Work has continued apace within Fujitsu since its separation from Siemens at the beginning of April. The new structure, which absorbed the former Fujitsu Siemens (FSC) EMEA operations, is aimed at being far more global while new products are appearing which fit into this.
For instance, around the time of the official separation, Fujitsu's ServerView Resource Coordinator (Virtual Edition) was released to unify and simplify physical and virtual server management. This week saw the release of the PRIMERGY BX800 as a foundational part of its new, green Dynamic Server Infrastructure approach (more of which in a moment).
Yet these announcements are little more than peeps around the curtain of what is in progress—which is to raise the Fujitsu profile so it can sit alongside IBM and HP in the minds of IT-buying companies as one of the three leading global IT infrastructure management companies.
Fujitsu is pretty sizable, with around 170,000 people and a turnover in the year to March of around $47Bn. But visibility for Fujitsu in the global market—with consistent global branding—will be a major challenge. Up to now the various regions have been pretty autonomous, with the FSC brand a prime example. So I will be watching developments this year with interest.
For instance, most immediately, the new PRIMERGY BX900 Dynamic Cube blade server system is one of the foundation building blocks for its planned global growth in x86 servers. "Dynamic" comes from its ‘Cool-safe' branded dynamic power and cooling system to reduce energy costs, dynamic virtualisation as well as using the latest Intel Xeon 5500 processors to improve operational performance, dynamic high availability to boost uptime and dynamic scalability through a new system architecture to help protect infrastructure investment.
All of this is in a single blade cube which allows customers greater agility and reduced costs by adapting dynamically when usage changes. High availability is achieved through full redundancy with every component hot-swappable with software-managed hardware failover. The stackable design allows up to an industry-leading 18 blades in a 10U chassis. Large memory capacity and leading I-O performance complete the picture.
By viewing a little more detail, the picture looks to me more impressive.
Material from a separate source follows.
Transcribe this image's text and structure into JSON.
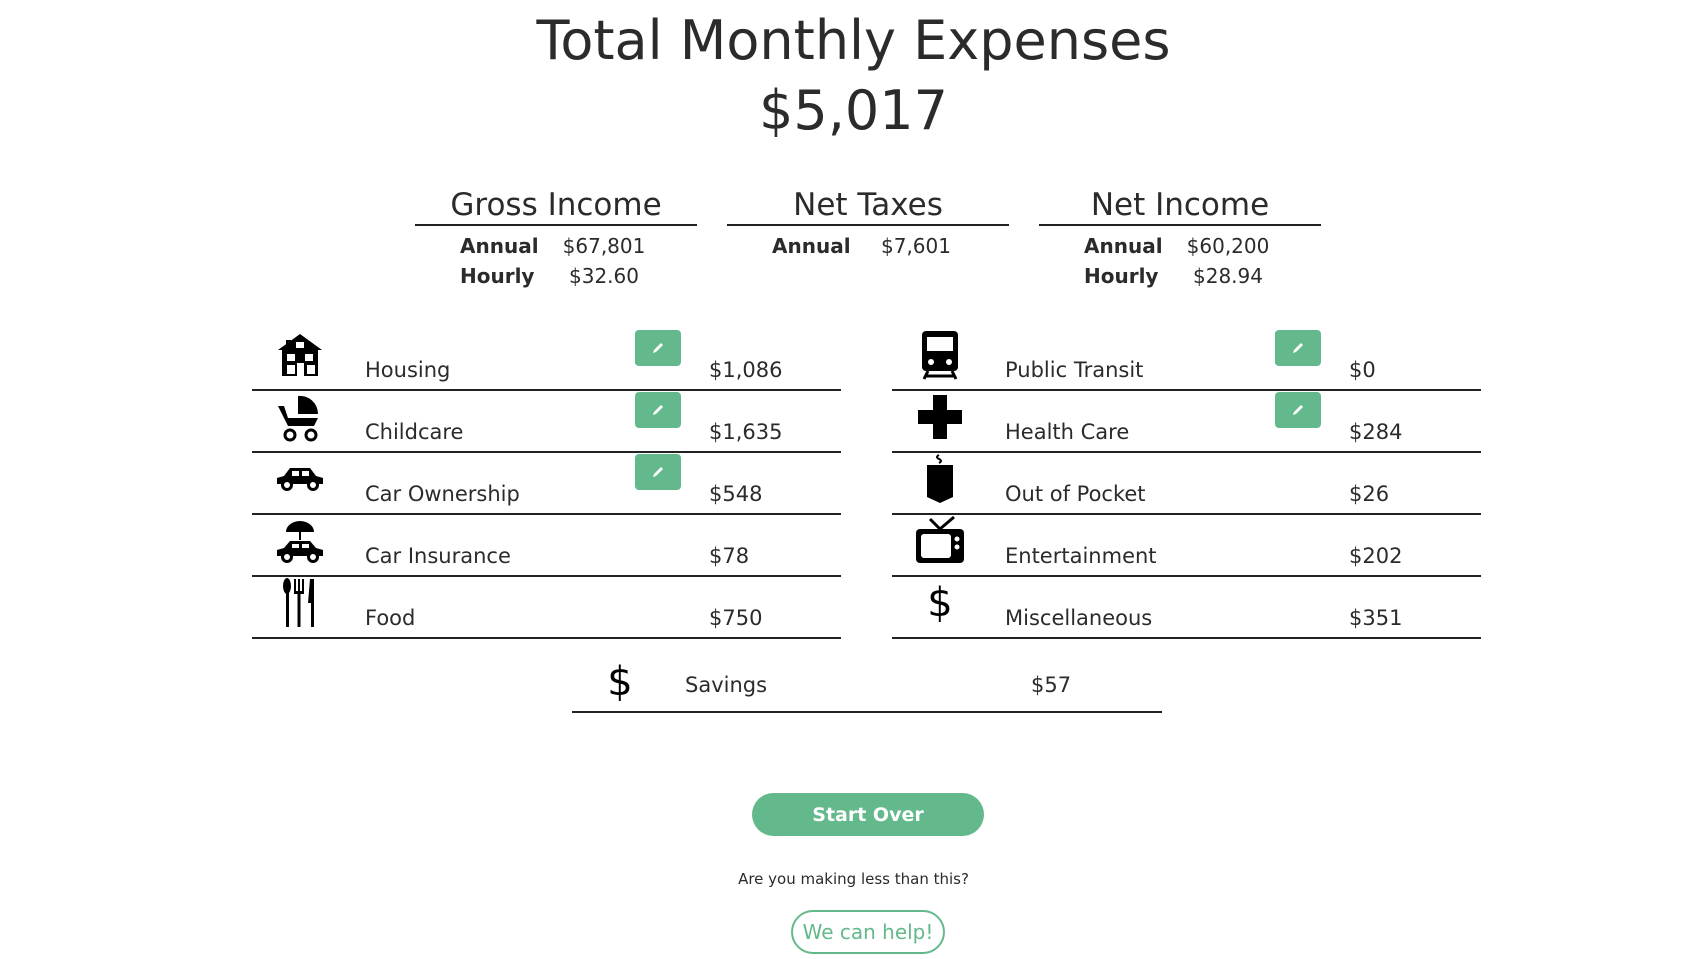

The 18 blades each have two sockets and four cores, so a total of 144 cores in the 10U chassis. There are 18x18 DIMMs each with 8GB, so 2,592GB (/2.592PB) maximum memory, and 18x16 lanes @ 22Gb/s to give 6400Gb/s mid-plane bandwidth. It supports 14.4TB of direct attached storage (DAS) comprising 6x4 SX hard disk drives (HDDs), 12x2 BX HDDs and one 300GB.
This should certainly cause potential customers and vendors alike to take a closer look—not least IBM and HP because Fujitsu's aggressive global target of shipping half a million units next year will probably eat into their market shares.